Bakan Bozdağ, “CHP’nin bu adımı muhafazakar, milliyetçi, mütedeyyin çevrelerde CHP’nin geçmişi bilinerek ortaya çıkan korkuları, endişeleri giderir mi?” diye sorarak, şunları kaydetti:
“Bunu zaman gösterecektir. Çünkü Türkiye’de başörtüsü yasağı CHP zihniyetinin ürünüdür, CHP’nin faşist anlayışının uygulamasıdır. Bugüne kadar CHP başörtüsü yasağını, Atatürk milliyetçiliğine, insan haklarına saygılı devlet ilkesine, laiklik ilkesine, hukuk devleti ilkesine, eşitlik ilkesine uygun görmüş. Hatta ‘başını örterse bu ileride başı açık kadınların üzerinde baskı doğurur’ endişesiyle baskı doğurma ihtimalini gözeterek kendisi başörtülü kadınlar üzerinde baskı kurmayı, Anayasa ve yasalara uygun bir hak olarak görmüş. O nedenle her daim başörtüsü zulmünü yapanların yanında yer almış.
Bunun çok örnekleri var. Geçmişte rahmetli Özal, Yükseköğretim Kanunu’na ek madde 17’yi koyduğunda, Anayasa Mahkemesine rahmetli Erdal İnönü bunu götürdü. SHP Genel Başkanıydı. Biz 10 ve 42’yi değiştirdiğimizde Sayın Kılıçdaroğlu’nun da imzacısı olduğu 110 vekil Anayasa Mahkemesine iptal için gitti.”
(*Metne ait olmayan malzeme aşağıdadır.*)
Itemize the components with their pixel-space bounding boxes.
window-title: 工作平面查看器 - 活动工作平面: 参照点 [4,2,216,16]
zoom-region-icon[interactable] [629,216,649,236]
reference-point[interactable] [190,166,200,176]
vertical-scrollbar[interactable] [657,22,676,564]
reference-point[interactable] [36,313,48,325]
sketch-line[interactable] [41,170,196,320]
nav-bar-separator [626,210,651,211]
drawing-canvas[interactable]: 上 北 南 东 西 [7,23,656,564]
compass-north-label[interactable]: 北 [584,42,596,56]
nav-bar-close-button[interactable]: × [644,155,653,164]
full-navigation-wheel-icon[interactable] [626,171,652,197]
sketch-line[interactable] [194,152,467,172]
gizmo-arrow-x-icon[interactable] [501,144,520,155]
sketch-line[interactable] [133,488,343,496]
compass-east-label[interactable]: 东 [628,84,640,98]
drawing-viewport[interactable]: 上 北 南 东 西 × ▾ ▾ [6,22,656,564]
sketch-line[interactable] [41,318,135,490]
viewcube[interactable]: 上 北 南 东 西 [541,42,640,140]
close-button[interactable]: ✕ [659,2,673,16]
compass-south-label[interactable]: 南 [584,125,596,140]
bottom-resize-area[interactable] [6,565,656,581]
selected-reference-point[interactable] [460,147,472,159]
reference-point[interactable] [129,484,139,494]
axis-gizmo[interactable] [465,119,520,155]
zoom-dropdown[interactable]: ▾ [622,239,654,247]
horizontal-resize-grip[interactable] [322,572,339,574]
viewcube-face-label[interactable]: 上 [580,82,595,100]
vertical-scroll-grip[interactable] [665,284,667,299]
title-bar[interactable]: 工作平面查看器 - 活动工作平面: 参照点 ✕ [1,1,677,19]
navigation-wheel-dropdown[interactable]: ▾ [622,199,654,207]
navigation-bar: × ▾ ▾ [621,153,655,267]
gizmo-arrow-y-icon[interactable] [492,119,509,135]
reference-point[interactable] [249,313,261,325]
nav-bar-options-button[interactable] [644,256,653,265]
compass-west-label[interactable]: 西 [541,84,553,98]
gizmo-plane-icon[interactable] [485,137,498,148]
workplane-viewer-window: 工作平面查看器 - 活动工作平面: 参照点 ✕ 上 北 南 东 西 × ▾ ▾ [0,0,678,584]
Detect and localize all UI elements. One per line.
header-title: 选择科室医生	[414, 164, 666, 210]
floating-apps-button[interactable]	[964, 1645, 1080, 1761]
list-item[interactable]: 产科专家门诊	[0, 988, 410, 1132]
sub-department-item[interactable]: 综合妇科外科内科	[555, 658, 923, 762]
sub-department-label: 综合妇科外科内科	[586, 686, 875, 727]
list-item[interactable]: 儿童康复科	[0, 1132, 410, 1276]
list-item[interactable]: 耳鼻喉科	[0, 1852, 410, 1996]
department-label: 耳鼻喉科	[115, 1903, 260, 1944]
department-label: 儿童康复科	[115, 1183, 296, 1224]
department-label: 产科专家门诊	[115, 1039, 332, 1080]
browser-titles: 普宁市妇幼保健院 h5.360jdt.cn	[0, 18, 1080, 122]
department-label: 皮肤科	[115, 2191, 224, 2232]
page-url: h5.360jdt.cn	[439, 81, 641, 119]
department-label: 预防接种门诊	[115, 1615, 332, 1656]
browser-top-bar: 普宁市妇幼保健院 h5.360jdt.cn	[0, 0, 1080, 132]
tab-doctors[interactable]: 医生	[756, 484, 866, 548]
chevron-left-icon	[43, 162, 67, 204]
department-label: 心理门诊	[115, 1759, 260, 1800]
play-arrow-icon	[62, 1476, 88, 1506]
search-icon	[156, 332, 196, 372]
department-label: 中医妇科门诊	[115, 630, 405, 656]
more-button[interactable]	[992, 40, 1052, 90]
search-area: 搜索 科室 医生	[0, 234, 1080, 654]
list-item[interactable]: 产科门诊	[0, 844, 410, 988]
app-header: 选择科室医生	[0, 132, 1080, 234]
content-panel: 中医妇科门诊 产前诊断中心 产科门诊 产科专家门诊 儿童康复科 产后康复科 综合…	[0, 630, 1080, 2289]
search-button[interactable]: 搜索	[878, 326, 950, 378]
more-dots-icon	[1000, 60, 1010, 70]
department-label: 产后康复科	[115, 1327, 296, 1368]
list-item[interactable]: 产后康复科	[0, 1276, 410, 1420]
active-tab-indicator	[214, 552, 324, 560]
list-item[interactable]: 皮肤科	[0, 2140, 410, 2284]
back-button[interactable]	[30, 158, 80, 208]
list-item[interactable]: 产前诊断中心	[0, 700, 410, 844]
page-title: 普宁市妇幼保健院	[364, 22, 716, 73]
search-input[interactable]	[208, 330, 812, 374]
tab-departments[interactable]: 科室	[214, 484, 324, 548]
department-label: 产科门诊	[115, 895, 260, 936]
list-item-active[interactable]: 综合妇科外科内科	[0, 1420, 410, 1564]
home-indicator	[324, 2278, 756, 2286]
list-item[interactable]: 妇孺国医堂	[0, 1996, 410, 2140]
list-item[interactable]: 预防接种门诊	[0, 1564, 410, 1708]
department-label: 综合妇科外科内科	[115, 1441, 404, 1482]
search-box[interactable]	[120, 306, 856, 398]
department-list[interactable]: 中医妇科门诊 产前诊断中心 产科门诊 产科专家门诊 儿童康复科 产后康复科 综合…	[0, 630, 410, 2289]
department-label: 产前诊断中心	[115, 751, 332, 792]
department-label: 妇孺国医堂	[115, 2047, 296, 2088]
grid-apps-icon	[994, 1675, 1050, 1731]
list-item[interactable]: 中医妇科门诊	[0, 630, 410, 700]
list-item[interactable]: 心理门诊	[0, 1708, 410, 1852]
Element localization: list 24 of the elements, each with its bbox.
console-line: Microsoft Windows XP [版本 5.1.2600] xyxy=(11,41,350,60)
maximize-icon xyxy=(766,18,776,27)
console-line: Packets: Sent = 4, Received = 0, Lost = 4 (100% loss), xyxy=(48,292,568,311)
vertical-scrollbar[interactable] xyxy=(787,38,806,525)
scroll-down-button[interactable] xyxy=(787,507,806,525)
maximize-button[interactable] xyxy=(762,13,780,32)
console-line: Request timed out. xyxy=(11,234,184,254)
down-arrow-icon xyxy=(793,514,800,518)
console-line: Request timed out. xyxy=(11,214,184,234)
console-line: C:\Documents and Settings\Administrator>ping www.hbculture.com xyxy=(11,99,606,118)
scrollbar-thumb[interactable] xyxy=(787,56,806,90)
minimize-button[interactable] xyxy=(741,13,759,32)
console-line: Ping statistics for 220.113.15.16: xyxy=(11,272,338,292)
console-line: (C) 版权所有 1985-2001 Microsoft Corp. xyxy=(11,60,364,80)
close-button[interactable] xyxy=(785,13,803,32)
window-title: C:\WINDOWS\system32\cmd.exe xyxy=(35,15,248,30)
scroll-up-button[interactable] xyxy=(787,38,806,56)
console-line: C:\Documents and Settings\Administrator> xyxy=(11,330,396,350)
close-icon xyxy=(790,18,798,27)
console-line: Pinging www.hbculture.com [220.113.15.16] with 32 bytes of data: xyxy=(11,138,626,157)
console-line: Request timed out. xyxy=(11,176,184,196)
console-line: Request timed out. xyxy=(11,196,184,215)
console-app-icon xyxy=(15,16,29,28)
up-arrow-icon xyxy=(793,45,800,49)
Dönemin YÖK Başkanı Yusuf Ziya Özcan’ın, “Artık Anayasa değişti, yükseköğretimde kılık kıyafet serbestisi geldi, doğrudan uygulayın.” talimatı göndermesi üzerine Ankara Cumhuriyet Başsavcılığına suç duyurusunda bulunulduğunu anlatan Bozdağ, bu suç duyurusunda da Kılıçdaroğlu’nun imzasının yer aldığına dikkati çekti.
“CHP başörtüsü zulmünün devam etmesini bir hak gibi gördü”
Eğitim alanında birçok yeni düzenlemeler yaptıklarını söyleyen Bozdağ, 4+4+4 eğitim sistemini getirdiklerini, katsayı uygulamasını kaldırdıklarını, imam hatiplerin orta kısmını açtıklarını anımsattı.
“Kur’an-ı Kerim” ve “Peygamberimizin Hayatını” seçmeli ders yaptıklarına işaret eden Bozdağ, “CHP, bunların hepsini Anayasa Mahkemesine götürdü. CHP başörtüsü zulmünün devam etmesini bir hak gibi gördü ve bunu kaldırmak isteyenlerin karşısında hem Mecliste hem meydanlarda hem de mahkemelerde büyük mücadele verdi. Bunu Türk milleti çok iyi biliyor, çok iyi görüyor. Şimdi bu atılan adım, CHP’nin geçmişini ne kadar temizleyecek, CHP’yi geçmişinden ne kadar kurtaracak? Bunu elbette zaman içinde göreceğiz.” ifadelerini kullandı.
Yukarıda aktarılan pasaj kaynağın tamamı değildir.